American automobile components manufacturer

Dauch Corporation, formerly American Axle & Manufacturing, Inc. (AAM), headquartered in Detroit, Michigan, is an American manufacturer of automobile driveline and drivetrain components and systems.

== History ==
American Axle & Manufacturing (AAM) was founded in 1994 when a private investor group, led by Richard E. "Dick" Dauch, James W. McLernon, Raymond Park and Morton E. Harris purchased the Final Drive and Forge Business Unit from GM's Saginaw Division.

In 1999, AAM went public, and was traded as "AXL" on the New York Stock Exchange (NYSE) until becoming "DCH" on its 2026 renaming to Dauch. AAM grew to supply various OEM manufacturers around the globe in the passenger car, light truck, and commercial vehicle segments.

The company's World Headquarters building, erected in 2004, is located on the Detroit/Hamtramck border.

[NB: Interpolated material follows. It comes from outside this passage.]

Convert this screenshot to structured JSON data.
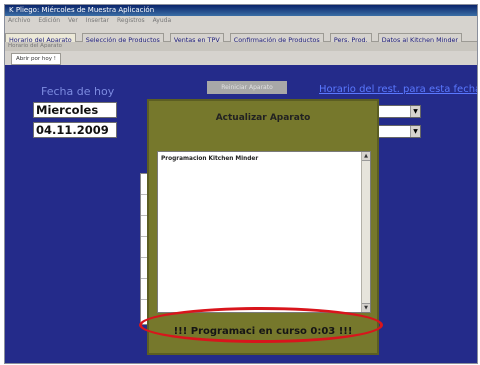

AAM was renamed Dauch in 2026.

== 2008 strike ==
On February 26, 2008, approximately 4600 AAM employees went on what would be a three-month-long strike to protest a proposed wage and benefit cut by the company's management. The proposal would reduce production workers' hourly wage from $28 to $18 and cut skilled trade wages $5 per hour. The strike cost General Motors $2.6 billion as the automaker lost the production of its Chevrolet Malibu sedan and other vehicles.

== 2026 strike ==
On midnight at June 1, 2026, the United Auto Workers declared a strike at Dauch's Three Rivers production facility, affecting nearly 1,000 employees, in response to Dauch failing to reach a deal with the union regarding wage hikes before the May 31 deadline. UAW president Shawn Fain criticized the company for making an "empire of profit" of $8.4 billion since the UAW agreed to drop wages in 2008. In response to the strike, the company stated it "believes that the best outcomes for everyone – our Associates, the union, and the Company – are reached at the bargaining table. We remain committed to negotiating with the union in good faith and hope to promptly reach a fair agreement."

==Products==
Key products include axles, drive shafts, front axle, universal joints and sealing and thermal-management products.

===Axles===
- 10.5" Corporate 14 Bolt Differential
- Saginaw 9.5-inch axle

== Demolition ==
After closing its factories in Detroit in 2012, American Axle and Manufacturing had started a demolition project. In late 2013, much of the old manufacturing facility had been demolished by bulldozers and cranes. Also, in February 2014, it was reported and confirmed that most of the Detroit/Hamtramck manufacturing site had been sold to a California-based Industrial Realty Group, IRG LLC who specialize in the use of industrial buildings for other developments such as apartment complexes. In 2014, American Axle continued to own its headquarters and greenbelt property at the site. It planned to build an engineering facility in the sole building left standing from the original manufacturing complex.

==UK subsidiary==

Albion Automotive is a Glasgow-based subsidiary.

In 2002, the Court of Appeal ruled in a case brought by staff employed at Albion's Farington site in Lancashire, Albion Automotive Ltd w. Walker and others, that a contractual term entitling employees to an enhanced redundancy payment could be implied into the employees' contracts of employment based on the employer's custom and practice.